The findings of Plessy v. Ferguson, in which the Supreme U.S. Court established the “separate but equal” doctrine, was not fully overturned for 58 years — until 1954, when Brown v. Board of Education declared the segregation of public schools unconstitutional. Token school desegregation occurred in Little Rock, AR and other parts of the South, but the pace of change was slow. Many Jim Crow laws remained on the books and were vigorously enforced well into the 1960s. The system would not be officially dismantled until after the passage of the Civil Rights Act of 1964 and the Voting Rights Act of 1965 overturned state Jim Crow laws. This far-reaching federal legislation was prompted by the actions of the Freedom Riders and other direct action campaigns in the Civil Rights Movement, but it could not have happened without the series of victories won in the courts during earlier decades.
Freedom to Travel
The victory won by the Freedom Riders was decisive and unambiguous, expanding the freedom of African-Americans to travel through the United States.
Since the institution of Jim Crow laws at the close of the 19th century, African-Americans in the South had been forced to endure substandard, segregated conditions while traveling on railways and buses. Blacks were forced to sit in the back of the bus and forced to use separate waiting rooms, drinking fountains, and rest rooms. In addition to the humiliation of segregated facilities, the threat of violence was always present for black travelers.
“You didn’t know what you were going to encounter,” said Freedom Rider Charles Person. “You had night riders, you had hoodlums. You could be antagonized at any point in your journey. Most of the time it was very, very difficult to plan a trip.”
On July 16, 1944, Irene Morgan was arrested by the sheriff of Middlesex County, Virginia, after refusing to give up her seat on a Greyhound bus while traveling home from Baltimore, MD. The legal staff of the National Association for the Advancement of Colored People (NAACP) took up her case, and on June 3, 1946, the U.S Supreme Court ruled in her favor, striking down racial segregation on interstate buses as a violation of the interstate commerce clause. In December 1960, Boynton v. Virginia expanded the Morgan decision, outlawing segregated waiting rooms, lunch counters, and restroom facilities for interstate passengers. However, both rulings were largely ignored in the Deep South.
On May 4, 1961, the Congress of Racial Equality (CORE) began a racially integrated Freedom Ride through the South on Greyhound and Trailways buses as a way to test whether buses and station facilities were compliant with the Supreme Court rulings. The ride was met with unprecedented violence, including the burning of a bus in Anniston, AL and riots in Birmingham, AL and Montgomery, AL. Further Rides followed, organized by various groups and individuals, as a way to draw national attention to the harsh reality of segregation and put pressure on the federal government to enforce the law.
On September 22, 1961, after six months of protests, arrests, and press conferences by the Freedom Riders, the Interstate Commerce Commission (ICC) finally outlawed discriminatory seating practices on interstate bus transit and ordered the removal of “whites only” signs from interstate bus terminals by November 1. Activists vowed to step up the pressure to enforce the ruling. While pockets of racist resistance persisted for several years, even segregationist Birmingham, AL had conceded the issue by January 1962.
The signs came down.

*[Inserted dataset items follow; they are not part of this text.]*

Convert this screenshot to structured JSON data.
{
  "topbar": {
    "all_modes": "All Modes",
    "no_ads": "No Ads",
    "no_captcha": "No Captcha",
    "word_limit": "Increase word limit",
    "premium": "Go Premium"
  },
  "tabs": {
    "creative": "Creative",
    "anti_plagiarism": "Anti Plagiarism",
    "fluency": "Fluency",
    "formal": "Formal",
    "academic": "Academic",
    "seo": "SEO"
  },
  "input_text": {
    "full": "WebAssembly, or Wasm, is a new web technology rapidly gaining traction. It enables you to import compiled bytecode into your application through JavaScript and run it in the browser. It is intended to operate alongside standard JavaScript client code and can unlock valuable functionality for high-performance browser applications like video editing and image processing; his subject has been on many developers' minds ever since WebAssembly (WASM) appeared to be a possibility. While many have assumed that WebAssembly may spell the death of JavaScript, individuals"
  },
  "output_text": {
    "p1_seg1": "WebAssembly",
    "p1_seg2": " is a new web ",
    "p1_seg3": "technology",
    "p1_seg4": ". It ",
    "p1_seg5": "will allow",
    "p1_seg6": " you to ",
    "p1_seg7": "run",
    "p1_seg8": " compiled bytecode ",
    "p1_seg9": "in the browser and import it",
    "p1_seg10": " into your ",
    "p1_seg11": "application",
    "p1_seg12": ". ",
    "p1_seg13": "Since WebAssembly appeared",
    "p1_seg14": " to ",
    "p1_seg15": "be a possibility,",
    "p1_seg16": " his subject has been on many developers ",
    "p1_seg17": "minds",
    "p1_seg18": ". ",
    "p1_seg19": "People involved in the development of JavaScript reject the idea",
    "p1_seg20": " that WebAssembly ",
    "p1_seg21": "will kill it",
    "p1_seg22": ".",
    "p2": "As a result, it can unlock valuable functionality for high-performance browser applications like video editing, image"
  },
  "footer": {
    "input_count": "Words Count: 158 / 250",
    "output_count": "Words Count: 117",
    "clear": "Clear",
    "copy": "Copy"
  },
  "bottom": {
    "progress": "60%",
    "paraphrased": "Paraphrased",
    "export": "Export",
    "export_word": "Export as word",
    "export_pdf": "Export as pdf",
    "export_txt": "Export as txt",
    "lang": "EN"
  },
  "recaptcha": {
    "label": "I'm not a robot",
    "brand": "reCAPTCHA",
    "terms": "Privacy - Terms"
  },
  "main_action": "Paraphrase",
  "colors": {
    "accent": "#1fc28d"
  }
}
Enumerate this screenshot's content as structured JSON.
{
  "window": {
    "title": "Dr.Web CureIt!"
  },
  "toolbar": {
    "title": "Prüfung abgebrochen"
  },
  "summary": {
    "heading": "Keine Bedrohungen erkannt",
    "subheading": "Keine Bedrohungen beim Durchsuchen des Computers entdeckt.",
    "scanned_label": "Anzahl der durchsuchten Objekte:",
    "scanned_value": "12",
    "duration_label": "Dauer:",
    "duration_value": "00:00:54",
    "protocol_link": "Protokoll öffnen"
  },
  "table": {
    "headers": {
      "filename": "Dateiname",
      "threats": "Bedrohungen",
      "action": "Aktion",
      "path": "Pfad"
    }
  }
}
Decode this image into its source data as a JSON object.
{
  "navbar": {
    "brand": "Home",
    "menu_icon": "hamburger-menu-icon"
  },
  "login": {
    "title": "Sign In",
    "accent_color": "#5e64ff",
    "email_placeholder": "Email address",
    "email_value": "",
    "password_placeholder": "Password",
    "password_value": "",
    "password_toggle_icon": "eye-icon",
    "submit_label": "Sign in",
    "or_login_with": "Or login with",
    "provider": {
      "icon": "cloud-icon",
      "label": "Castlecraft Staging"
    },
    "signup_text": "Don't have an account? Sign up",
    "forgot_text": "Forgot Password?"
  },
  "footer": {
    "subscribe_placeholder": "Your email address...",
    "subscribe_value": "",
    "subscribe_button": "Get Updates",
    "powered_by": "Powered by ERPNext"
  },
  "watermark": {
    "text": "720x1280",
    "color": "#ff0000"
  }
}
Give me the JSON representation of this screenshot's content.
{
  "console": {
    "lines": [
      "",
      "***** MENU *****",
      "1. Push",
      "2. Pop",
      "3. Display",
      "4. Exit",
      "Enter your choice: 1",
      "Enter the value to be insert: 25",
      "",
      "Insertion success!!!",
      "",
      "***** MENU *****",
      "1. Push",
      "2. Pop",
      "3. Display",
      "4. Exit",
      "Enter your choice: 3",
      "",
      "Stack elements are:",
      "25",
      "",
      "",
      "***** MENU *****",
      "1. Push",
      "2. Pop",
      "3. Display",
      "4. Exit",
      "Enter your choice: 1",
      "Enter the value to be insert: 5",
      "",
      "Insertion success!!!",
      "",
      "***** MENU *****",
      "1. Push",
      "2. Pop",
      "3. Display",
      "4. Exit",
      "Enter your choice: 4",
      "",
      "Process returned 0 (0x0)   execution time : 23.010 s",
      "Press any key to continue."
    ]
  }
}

More than simply a moral victory or a public relations coup, the victory won by the Freedom Riders changed the everyday lives of black travelers throughout the South, through the remainder of the 1960s and beyond.
Victory for Nonviolence
The Freedom Rides demonstrated the power of nonviolent direct action to achieve strategic victory. Along with the Montgomery Bus Boycott of 1955 and the student lunch counter sit-ins of 1960, the Freedom Rides were one of the earliest demonstrations that Gandhian principles of nonviolence could prove effective in the American civil rights movement.
From its founding by pacifists in 1942, the Congress of Racial Equality (CORE) was committed to practicing methods of nonviolent direct action. Similarly Rev. Jim Lawson, part of the second wave of Freedom Riders, had studied nonviolent philosophy and techniques in India and trained future leaders of the Nashville Student Movement prior to their involvement in the lunch counter sit-in campaigns. Training and role-playing in nonviolent techniques were part of the preparation for CORE’s original May 4 Freedom Ride. But the greatest education came from the Rides themselves.
The Freedom Riders were able to remain nonviolent when their lives were in danger, despite the burning of the Greyhound Bus near Anniston, AL on May 14 and the brutal riots in Birminghm, AL on May 14 and Montgomery, AL on May 20. Their courage and stoicism, even when beaten and bloodied, left a deep impression on the nation and the world. Nonviolence drew a stark contrast between the actions of the Freedom Riders and those of their segregationist foes, while at the same time bringing the injustice of racial oppression starkly into the spotlight.
The success of the Freedom Rides showed that nonviolent direct action could do more than simply claim the moral high ground; in many situations, it could deliver better tactical results than either violent confrontation or gradual change through established legal mechanisms.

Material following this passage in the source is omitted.